I grabbed the conventional weekly US gasoline prices from FRED. These prices are for “regular” – the plain vanilla choice at the pump. I established a start date of the first week in 2000, after looking the earlier data over. Then, I used tbats(.) in the Hyndman R Forecast package which readers familiar with this site know can be downloaded for use in the open source matrix programming language R.

Then, I established an end date for a time series I call newGP of the first week in 2012, forecasting ahead with the results of applying tbats(.) to the historic data from 2000:1 to 2012:1 where the second number refers to weeks which run from 1 to 52. Note that some data scrubbing is needed to shoehorn the gas price data into 52 weeks on a consistent basis. I averaged “week 53” with the nearest acceptable week (either 52 or 1 in the next year), and then got rid of the week 53’s.

The forecast for 104 weeks is shown by the solid red line in the chart above.

This actually looks promising, as if it might encode some useful information for, say, US transportation agencies.

A draft of the JASA paper is available as a PDF download. It’s called Forecasting time series with complex seasonal patterns using exponential smoothing and in addition to daily US gas prices, analyzes daily electricity demand in Turkey and bank call center data.
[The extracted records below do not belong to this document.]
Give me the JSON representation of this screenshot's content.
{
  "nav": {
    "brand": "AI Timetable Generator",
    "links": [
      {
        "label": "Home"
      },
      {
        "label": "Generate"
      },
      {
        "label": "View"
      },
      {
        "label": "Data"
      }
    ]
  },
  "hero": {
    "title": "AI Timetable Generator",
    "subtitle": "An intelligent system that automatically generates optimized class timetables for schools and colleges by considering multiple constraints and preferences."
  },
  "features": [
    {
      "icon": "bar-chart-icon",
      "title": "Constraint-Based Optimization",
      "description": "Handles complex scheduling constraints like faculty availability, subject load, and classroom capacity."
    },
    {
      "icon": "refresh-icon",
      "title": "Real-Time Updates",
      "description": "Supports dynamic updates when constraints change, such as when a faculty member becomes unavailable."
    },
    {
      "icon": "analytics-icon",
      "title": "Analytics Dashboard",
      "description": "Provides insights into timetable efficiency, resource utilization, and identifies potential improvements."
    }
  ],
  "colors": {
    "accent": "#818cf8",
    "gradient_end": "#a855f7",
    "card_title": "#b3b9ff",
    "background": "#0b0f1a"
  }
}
I’m only going part of the way to analyzing the gas price data, since I have not taken on daily data yet. But the seasonal pattern identified by tbats(.) from the weekly data is interesting and is shown below.

tbatsgasprice

The weekly frequency may enable us to “get inside” a mid-year wobble in the pattern with some precision. Judging from the out-of-sample performance of the model, this “wobble” can in some cases be accentuated and be quite significant.
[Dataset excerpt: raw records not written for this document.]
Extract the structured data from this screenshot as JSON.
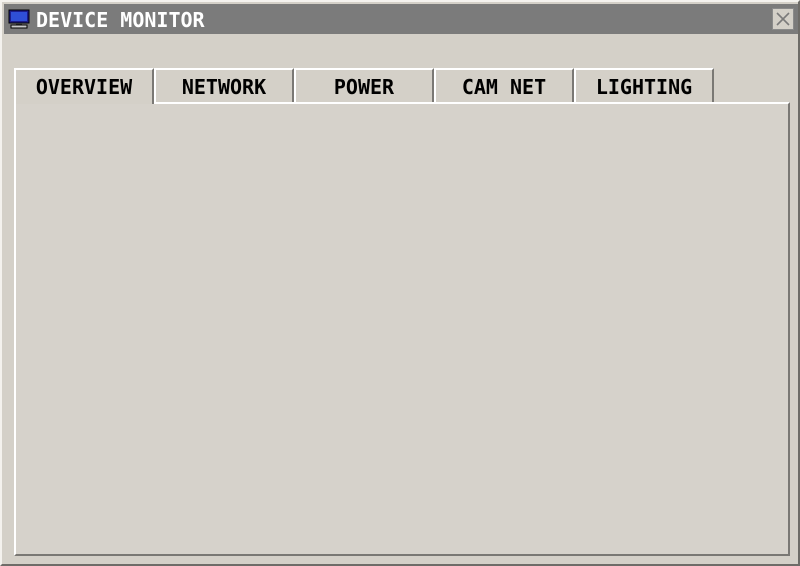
{
  "window": {
    "title": "DEVICE MONITOR",
    "app_icon": "monitor-icon",
    "close_icon": "close-icon"
  },
  "tabs": [
    {
      "label": "OVERVIEW",
      "active": true
    },
    {
      "label": "NETWORK",
      "active": false
    },
    {
      "label": "POWER",
      "active": false
    },
    {
      "label": "CAM NET",
      "active": false
    },
    {
      "label": "LIGHTING",
      "active": false
    }
  ],
  "colors": {
    "face": "#d4d0c8",
    "titlebar": "#7b7b7b",
    "title_text": "#ffffff"
  }
}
Trignometric series fit to the higher frequency data extract the seasonal patterns in tbats(.), which also features other advanced features, such as a capability for estimating ARMA (autoregressive moving average) models for the residuals.

I’m not fully optimizing the estimation, but these results are sufficiently strong to encourage exploring the toggles and switches on the routine.

Another routine which works at this level of aggregation is the stlf(.) routine. This is uses STL decomposition described in some detail in Chapter 36 Patterns Discovery Based on Time-Series Decomposition in a collection of essays on data mining.

Thoughts

Good forecasting software elicits sort of addictive behavior, when initial applications of routines seem promising. How much better can the out-of-sample forecasts be made with optimization of the features of the routine? How well does the routine do when you look at several past periods? There is even the possibility of extracting further information from the residuals through bootstrapping or bagging at some point. I think there is no other way than exhaustive exploration.

The payoff to the forecaster is the amazement of his or her managers, when features of a forecast turn out to be spot-on, prescient, or what have you – and this does happen with good software. An alternative, for example, to the Hyndman R Forecast package is the program STAMP I also am exploring. STAMP has been around for many years with a version running – get this – on DOS, which appears to have had more features than the current Windows incarnation. In any case, I remember getting a “gee whiz” reaction from the executive of a regional bus district once, relating to ridership forecasts. So it’s fun to wring every possible pattern from the data.